Are prosecutions of white-collar crimes on the decline?

On Behalf of | Oct 21, 2021 | Blog, White Collar Crimes

There are many types of white-collar crimes. Laws prohibit wire fraud, embezzlement, insider trading and various schemes. Those charged with these and other felonies may find themselves inside a California federal courtroom facing significant prison time. Not all defendants have the same experience, though. Statistics show a decline in white-collar criminal prosecutions.

A decrease in white-collar prosecutions

The notion that white-collar criminal prosecutions declined does not come from speculation. Information compiled by the U.S. Justice Department reveals a decline of nearly 5,000 prosecutions in 2021 vs. prosecutions that occurred in 2001. Since 2021 has not ended, the figures only represent prosecutions projected for the first nine months. Regardless, those nine months indicate projections of 4,727. 2001’s figures show more than 9,000 prosecutions.

A lack of prosecutions does not necessarily reflect a decrease in criminal activity. Instead, district attorneys may decline to prosecute at a higher rate now than in previous years. Whether that trend in criminal justice continues is unknown.

Other factors could influence a prosecutor’s decision not to prosecute. A weak case against the defendant or concerns about the legality of obtained evidence may make things challenging for prosecutors.

Dealing with white-collar criminal charges

Whether the volume of prosecutions declines means little to those facing charges. While a percentage of district attorneys may decline to prosecute numerous cases of white-collar crimes, a defendant likely only worries about his or her case. Once indicted, mounting a defense becomes necessary.

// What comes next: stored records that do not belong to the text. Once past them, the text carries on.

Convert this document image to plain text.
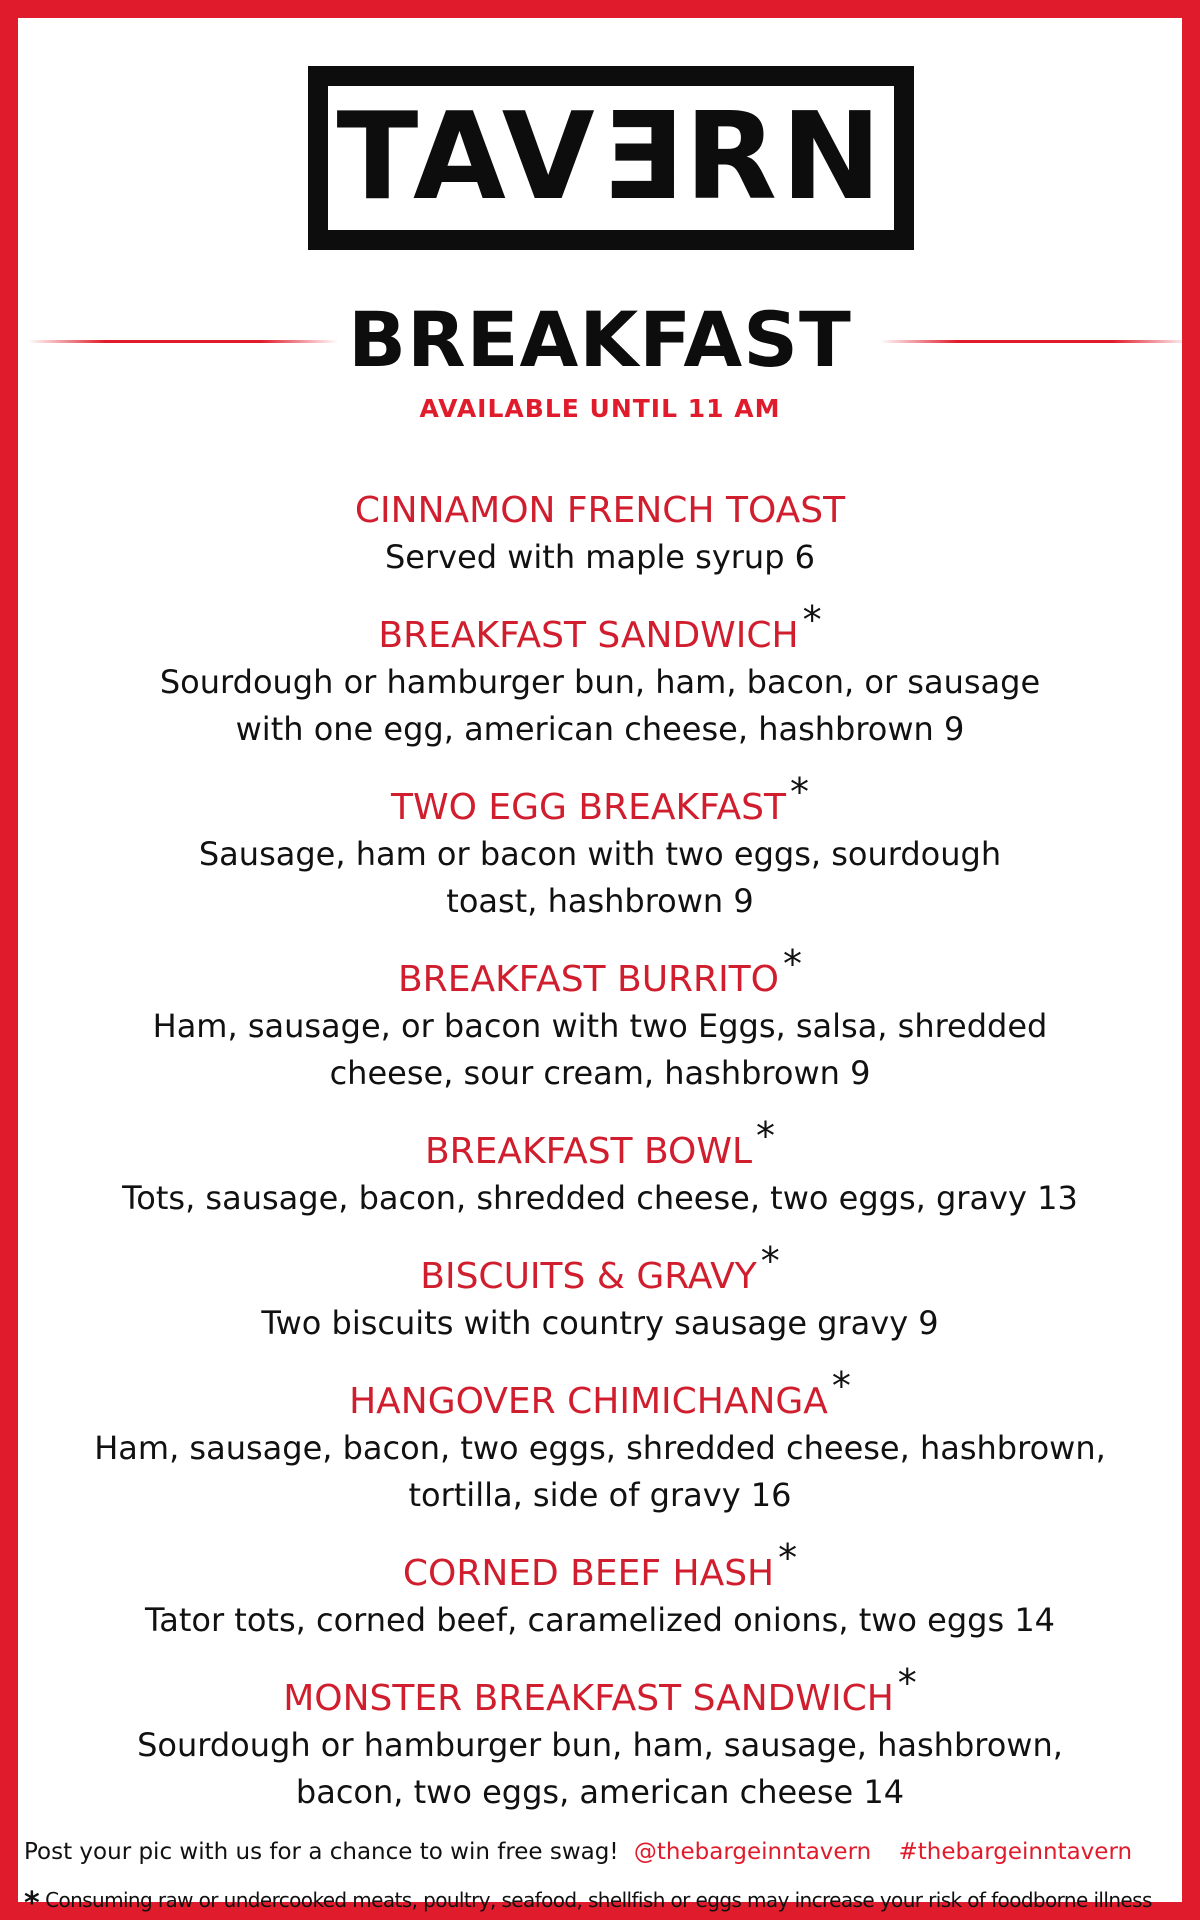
TAVERN
BREAKFAST
AVAILABLE UNTIL 11 AM
CINNAMON FRENCH TOAST
Served with maple syrup 6
BREAKFAST SANDWICH *
Sourdough or hamburger bun, ham, bacon, or sausage
with one egg, american cheese, hashbrown 9
TWO EGG BREAKFAST *
Sausage, ham or bacon with two eggs, sourdough
toast, hashbrown 9
BREAKFAST BURRITO *
Ham, sausage, or bacon with two Eggs, salsa, shredded
cheese, sour cream, hashbrown 9
BREAKFAST BOWL *
Tots, sausage, bacon, shredded cheese, two eggs, gravy 13
BISCUITS & GRAVY *
Two biscuits with country sausage gravy 9
HANGOVER CHIMICHANGA *
Ham, sausage, bacon, two eggs, shredded cheese, hashbrown,
tortilla, side of gravy 16
CORNED BEEF HASH *
Tator tots, corned beef, caramelized onions, two eggs 14
MONSTER BREAKFAST SANDWICH *
Sourdough or hamburger bun, ham, sausage, hashbrown,
bacon, two eggs, american cheese 14
Post your pic with us for a chance to win free swag! @thebargeinntavern #thebargeinntavern
* Consuming raw or undercooked meats, poultry, seafood, shellfish or eggs may increase your risk of foodborne illness
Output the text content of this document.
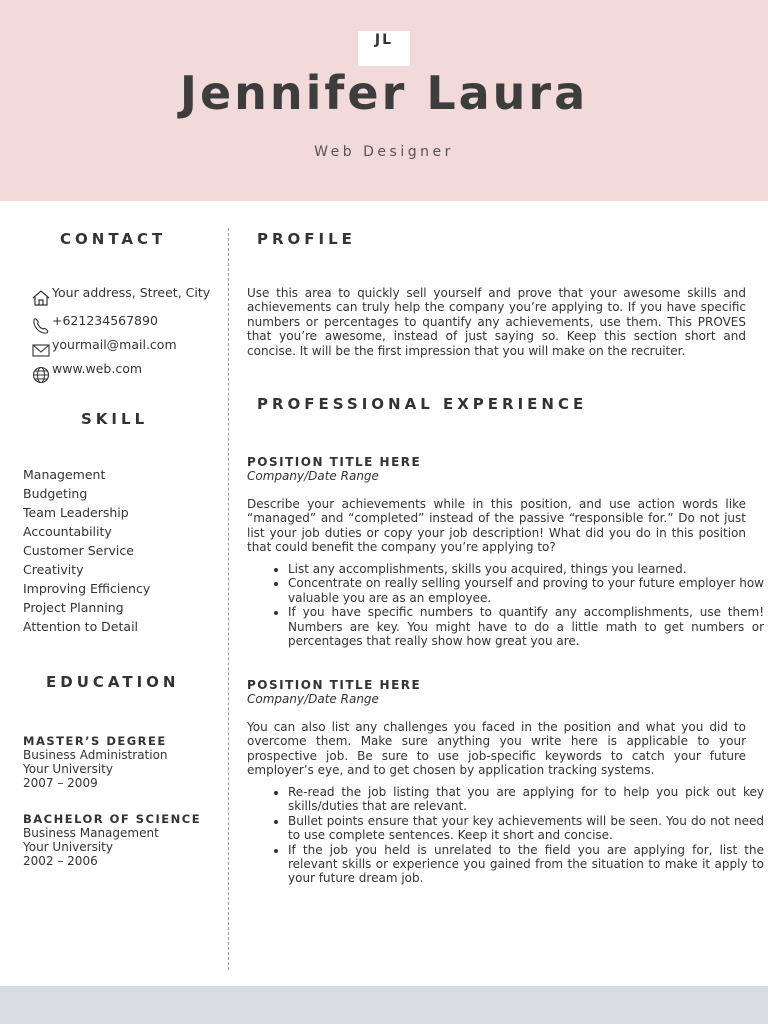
JL
Jennifer Laura
Web Designer
CONTACT
Your address, Street, City
+621234567890
yourmail@mail.com
www.web.com
SKILL
Management
Budgeting
Team Leadership
Accountability
Customer Service
Creativity
Improving Efficiency
Project Planning
Attention to Detail
EDUCATION
MASTER’S DEGREE
Business Administration
Your University
2007 – 2009
BACHELOR OF SCIENCE
Business Management
Your University
2002 – 2006
PROFILE

Use this area to quickly sell yourself and prove that your awesome skills and achievements can truly help the company you’re applying to. If you have specific numbers or percentages to quantify any achievements, use them. This PROVES that you’re awesome, instead of just saying so. Keep this section short and concise. It will be the first impression that you will make on the recruiter.

PROFESSIONAL EXPERIENCE
POSITION TITLE HERE
Company/Date Range

Describe your achievements while in this position, and use action words like “managed” and “completed” instead of the passive “responsible for.” Do not just list your job duties or copy your job description! What did you do in this position that could benefit the company you’re applying to?

• List any accomplishments, skills you acquired, things you learned.
• Concentrate on really selling yourself and proving to your future employer how valuable you are as an employee.
• If you have specific numbers to quantify any accomplishments, use them! Numbers are key. You might have to do a little math to get numbers or percentages that really show how great you are.
POSITION TITLE HERE
Company/Date Range

You can also list any challenges you faced in the position and what you did to overcome them. Make sure anything you write here is applicable to your prospective job. Be sure to use job-specific keywords to catch your future employer’s eye, and to get chosen by application tracking systems.

• Re-read the job listing that you are applying for to help you pick out key skills/duties that are relevant.
• Bullet points ensure that your key achievements will be seen. You do not need to use complete sentences. Keep it short and concise.
• If the job you held is unrelated to the field you are applying for, list the relevant skills or experience you gained from the situation to make it apply to your future dream job.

Questions may arise about plea bargain arrangements. If federal prosecutors seemingly decline to bring cases to trial, would this indicate an increase in plea bargain arrangements? Again, persons charged with crimes likely worry about their own cases. However, a plea bargain deal could save someone from a harsher sentence. Exploring plea bargain arrangements may be an option depending on the particulars.